Case 2: A six-year-old boy with acute myeloblastic leukemia (AML) diagnosed in 2010 and was on maintenance treatment. Two months ago he was admitted to a hospital because of fever. Administration of antibacterial, antifungal and antiviral medicine did not control the temperature and due to generalized status tonic clonic convulsion, patient transferred into the intensive care unit (ICU).
Serological examination for anti- Toxoplasma antibody (Ig M) rate by Chemiluminesans (Roche kit) was more than 9 and Ig G was 6 IU/mL. Brain MRI revealed marked communicating hydrocephaly with corticomedullary junction of both temporal. Hyperdense lesions on T1 with surrounding vasogenic edema and intermediate signal on T2 with bright signal vasogenic edema and on post contrast images multiple enhancing lesions were seen (Figure 3). The patient received pyrimethamin, sulfadiazine and leucovorin. The patient is alive and has neurogic sequel.

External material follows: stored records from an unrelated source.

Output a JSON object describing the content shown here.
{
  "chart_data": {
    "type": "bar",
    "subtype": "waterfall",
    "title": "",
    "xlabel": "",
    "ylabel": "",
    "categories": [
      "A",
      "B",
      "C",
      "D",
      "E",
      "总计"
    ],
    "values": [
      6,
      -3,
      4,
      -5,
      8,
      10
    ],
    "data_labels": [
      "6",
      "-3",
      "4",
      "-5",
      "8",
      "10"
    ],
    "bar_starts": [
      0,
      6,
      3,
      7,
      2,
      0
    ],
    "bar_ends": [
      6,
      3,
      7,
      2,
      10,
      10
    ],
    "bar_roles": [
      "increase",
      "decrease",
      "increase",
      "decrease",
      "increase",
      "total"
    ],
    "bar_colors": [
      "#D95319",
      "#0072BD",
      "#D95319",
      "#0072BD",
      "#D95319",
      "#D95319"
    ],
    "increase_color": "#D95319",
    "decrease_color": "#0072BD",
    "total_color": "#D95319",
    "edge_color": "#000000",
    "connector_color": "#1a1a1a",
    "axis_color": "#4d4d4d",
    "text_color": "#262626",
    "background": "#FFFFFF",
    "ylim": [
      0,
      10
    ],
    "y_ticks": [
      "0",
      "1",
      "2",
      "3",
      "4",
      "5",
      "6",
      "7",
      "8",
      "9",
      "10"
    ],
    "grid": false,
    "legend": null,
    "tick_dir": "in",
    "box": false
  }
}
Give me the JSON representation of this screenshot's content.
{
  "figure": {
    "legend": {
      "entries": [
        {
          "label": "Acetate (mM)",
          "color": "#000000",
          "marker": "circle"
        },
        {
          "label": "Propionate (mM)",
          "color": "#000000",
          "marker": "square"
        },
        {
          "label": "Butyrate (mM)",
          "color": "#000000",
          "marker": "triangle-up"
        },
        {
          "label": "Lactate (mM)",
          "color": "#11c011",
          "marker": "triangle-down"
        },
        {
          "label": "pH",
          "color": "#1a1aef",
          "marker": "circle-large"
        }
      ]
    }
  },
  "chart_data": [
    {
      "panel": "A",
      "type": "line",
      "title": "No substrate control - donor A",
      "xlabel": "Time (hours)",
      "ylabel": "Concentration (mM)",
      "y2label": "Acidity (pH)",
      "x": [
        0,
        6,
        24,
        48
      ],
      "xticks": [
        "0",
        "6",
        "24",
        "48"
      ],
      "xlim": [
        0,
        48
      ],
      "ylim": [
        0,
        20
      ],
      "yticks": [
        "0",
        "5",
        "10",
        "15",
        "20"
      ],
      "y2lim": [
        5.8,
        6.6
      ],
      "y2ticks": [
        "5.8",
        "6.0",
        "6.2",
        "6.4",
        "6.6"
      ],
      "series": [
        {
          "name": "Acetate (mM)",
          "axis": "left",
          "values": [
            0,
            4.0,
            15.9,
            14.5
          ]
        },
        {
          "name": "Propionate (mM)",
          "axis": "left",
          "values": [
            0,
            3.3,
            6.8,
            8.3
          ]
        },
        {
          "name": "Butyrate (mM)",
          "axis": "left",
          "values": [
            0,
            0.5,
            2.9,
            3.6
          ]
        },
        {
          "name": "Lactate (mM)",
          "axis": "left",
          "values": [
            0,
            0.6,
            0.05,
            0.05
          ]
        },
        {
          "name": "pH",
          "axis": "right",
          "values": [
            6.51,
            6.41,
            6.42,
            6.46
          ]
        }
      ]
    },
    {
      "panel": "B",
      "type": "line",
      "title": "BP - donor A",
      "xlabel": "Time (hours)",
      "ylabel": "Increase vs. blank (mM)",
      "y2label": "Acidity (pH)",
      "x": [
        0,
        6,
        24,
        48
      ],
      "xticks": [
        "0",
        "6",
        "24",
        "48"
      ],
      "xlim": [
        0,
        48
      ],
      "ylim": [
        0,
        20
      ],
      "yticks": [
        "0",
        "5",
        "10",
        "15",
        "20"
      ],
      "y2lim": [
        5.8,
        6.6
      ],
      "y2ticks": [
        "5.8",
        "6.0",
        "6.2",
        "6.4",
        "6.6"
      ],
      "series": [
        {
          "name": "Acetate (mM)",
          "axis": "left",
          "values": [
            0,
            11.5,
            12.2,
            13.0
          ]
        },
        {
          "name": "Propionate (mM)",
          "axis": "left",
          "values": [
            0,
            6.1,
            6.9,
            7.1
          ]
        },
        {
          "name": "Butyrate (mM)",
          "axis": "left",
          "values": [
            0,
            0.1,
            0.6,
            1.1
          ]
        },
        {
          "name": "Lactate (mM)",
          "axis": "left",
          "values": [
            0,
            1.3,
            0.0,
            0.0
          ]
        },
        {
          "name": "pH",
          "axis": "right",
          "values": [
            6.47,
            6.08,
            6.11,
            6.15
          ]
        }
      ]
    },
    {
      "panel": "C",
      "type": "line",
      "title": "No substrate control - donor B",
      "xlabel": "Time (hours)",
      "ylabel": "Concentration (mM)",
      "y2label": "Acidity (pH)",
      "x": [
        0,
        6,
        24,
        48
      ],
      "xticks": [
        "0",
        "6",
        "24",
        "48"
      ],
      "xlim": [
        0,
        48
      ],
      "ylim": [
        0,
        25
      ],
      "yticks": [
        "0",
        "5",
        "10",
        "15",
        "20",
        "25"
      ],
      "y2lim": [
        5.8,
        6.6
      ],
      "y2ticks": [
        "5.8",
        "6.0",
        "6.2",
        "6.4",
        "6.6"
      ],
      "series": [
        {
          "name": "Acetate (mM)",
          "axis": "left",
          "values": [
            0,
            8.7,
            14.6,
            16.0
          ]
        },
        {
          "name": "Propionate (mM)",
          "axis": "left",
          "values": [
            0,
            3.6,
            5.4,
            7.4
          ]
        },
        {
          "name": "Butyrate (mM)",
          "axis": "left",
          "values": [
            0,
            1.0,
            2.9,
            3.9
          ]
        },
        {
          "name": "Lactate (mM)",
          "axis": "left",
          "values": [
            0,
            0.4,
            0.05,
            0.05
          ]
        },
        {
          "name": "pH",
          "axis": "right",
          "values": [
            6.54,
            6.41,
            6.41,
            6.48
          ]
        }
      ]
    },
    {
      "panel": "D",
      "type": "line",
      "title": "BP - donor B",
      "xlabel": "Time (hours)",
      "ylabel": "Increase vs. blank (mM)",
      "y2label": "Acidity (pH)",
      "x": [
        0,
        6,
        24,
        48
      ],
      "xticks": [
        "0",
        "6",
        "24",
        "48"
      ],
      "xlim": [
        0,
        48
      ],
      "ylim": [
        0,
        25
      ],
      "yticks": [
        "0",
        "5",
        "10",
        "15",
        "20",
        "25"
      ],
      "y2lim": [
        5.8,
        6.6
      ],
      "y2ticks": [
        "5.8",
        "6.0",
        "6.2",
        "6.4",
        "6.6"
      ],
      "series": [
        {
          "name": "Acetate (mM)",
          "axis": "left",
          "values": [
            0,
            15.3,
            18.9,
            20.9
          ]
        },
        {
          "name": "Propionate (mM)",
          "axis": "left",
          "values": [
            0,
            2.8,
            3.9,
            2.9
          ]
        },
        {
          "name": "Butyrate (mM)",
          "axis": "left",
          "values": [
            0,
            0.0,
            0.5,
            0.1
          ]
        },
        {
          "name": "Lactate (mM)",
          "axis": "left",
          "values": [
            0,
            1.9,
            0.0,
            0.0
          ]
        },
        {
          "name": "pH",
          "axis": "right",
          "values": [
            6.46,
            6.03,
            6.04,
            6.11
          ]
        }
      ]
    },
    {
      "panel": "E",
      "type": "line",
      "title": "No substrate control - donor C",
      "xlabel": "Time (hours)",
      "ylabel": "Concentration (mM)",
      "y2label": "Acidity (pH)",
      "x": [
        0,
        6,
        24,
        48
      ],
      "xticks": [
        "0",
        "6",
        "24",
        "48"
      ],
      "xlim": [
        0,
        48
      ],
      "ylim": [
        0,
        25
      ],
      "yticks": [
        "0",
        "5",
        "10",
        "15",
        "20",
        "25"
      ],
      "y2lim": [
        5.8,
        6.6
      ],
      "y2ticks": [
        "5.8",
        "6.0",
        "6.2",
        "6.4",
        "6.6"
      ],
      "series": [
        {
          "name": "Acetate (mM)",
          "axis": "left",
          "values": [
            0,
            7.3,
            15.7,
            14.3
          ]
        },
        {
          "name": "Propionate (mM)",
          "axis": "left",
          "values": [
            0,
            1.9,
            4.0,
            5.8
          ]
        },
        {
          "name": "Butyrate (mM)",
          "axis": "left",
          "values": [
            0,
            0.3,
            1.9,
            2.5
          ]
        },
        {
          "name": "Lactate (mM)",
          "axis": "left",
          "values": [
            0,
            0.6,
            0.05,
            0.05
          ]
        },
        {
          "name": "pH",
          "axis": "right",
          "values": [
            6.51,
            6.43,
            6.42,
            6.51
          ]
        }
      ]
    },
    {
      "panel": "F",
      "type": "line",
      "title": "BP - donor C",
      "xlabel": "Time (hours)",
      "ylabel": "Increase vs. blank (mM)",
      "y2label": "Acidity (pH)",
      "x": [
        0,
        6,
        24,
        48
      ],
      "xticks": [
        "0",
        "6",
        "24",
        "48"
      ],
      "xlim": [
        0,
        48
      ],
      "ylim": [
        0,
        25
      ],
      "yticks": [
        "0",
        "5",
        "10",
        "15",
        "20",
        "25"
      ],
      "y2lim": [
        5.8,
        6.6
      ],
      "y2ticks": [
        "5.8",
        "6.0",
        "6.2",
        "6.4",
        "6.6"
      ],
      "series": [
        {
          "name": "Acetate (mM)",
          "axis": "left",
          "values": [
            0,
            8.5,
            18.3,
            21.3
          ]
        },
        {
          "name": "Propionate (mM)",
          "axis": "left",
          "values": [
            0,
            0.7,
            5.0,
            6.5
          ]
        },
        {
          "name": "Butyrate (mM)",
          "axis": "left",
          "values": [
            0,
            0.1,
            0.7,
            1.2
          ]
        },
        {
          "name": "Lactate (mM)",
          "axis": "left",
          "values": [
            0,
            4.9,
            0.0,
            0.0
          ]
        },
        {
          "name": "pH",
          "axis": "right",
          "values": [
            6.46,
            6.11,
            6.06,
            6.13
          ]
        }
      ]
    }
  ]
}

T. gondii infections in most of the immune- competent humans are asymptomatic, but can cause acute infection in immunosuppressed patients and congenital toxoplasmosis. It has been known that 15- 58% of humans are infected with T. gondii, but the rate of infection varies due to many factors (8). Disease in immune- compromised individuals (i.e. persons with AIDS, transplant recipients, immunosuppressive drug users) usually due to reactivation of latent infection and can lead to lethal meningoencephalitis, focal lesion of CNS and less commonly, myocarditis or pneumonitis. The clinical pictures of cerebral toxoplasmosis may include headache, seizures, mental status changes, focal neurologic signs and aseptic meningitis (9).
In this presentation, two patients with ALL and AML under maintenance treatment were suffering from cerebral toxoplasmosis confirmed by determination of Ig M antibody against Toxoplasma and MRI. Both patients were using maintenance treatment for more than one year and chemotherapy cause the weakening of immune system and reactivation of latent infection. The first patient expired eight months after toxoplasmosis infection, and the second patient is still alive with the sequel. Ghasemian et al. in 2007 evaluated the anti Toxoplasma antibodies (Ig G and Ig M) in 252 cancer patients in Ahvaz and indicated that 15% of the cases were Ig G positive and 10.3% were positive for anti- Toxoplasma Ig M and 6.7% of cases revealed seropositivity for Ig G and Ig M antibodies (10).
Toxoplasmosis has been reported in immune- compromised patients with lymphatic leukemia (11, 12), non- hodgkine lymphoma (13), bone marrow transplantation (14), AIDS (15, 16), and means that if the immune system declines, the tissue cysts may reactivate and cause disseminated infection that manifests as encephalitis, myocarditis or chorioretinitis and can be fetal for immune- compromised patients (17, 18). Although imaging usually shows the hypointensity lesion on T2 and hyperintensive on T1, but Toxoplasma PCR is a useful technique for diagnosis of toxoplasmosis in blood and aqueous humor in patients with HIV, chorioretinitis, pulmonary, cerebral and congenital toxoplasmosis (19, 20). Disseminated toxoplasmosis is a major health problem in immune- compromised patients and it is necessary to examine the patients before, during and after chemotherapy for toxoplasmosis.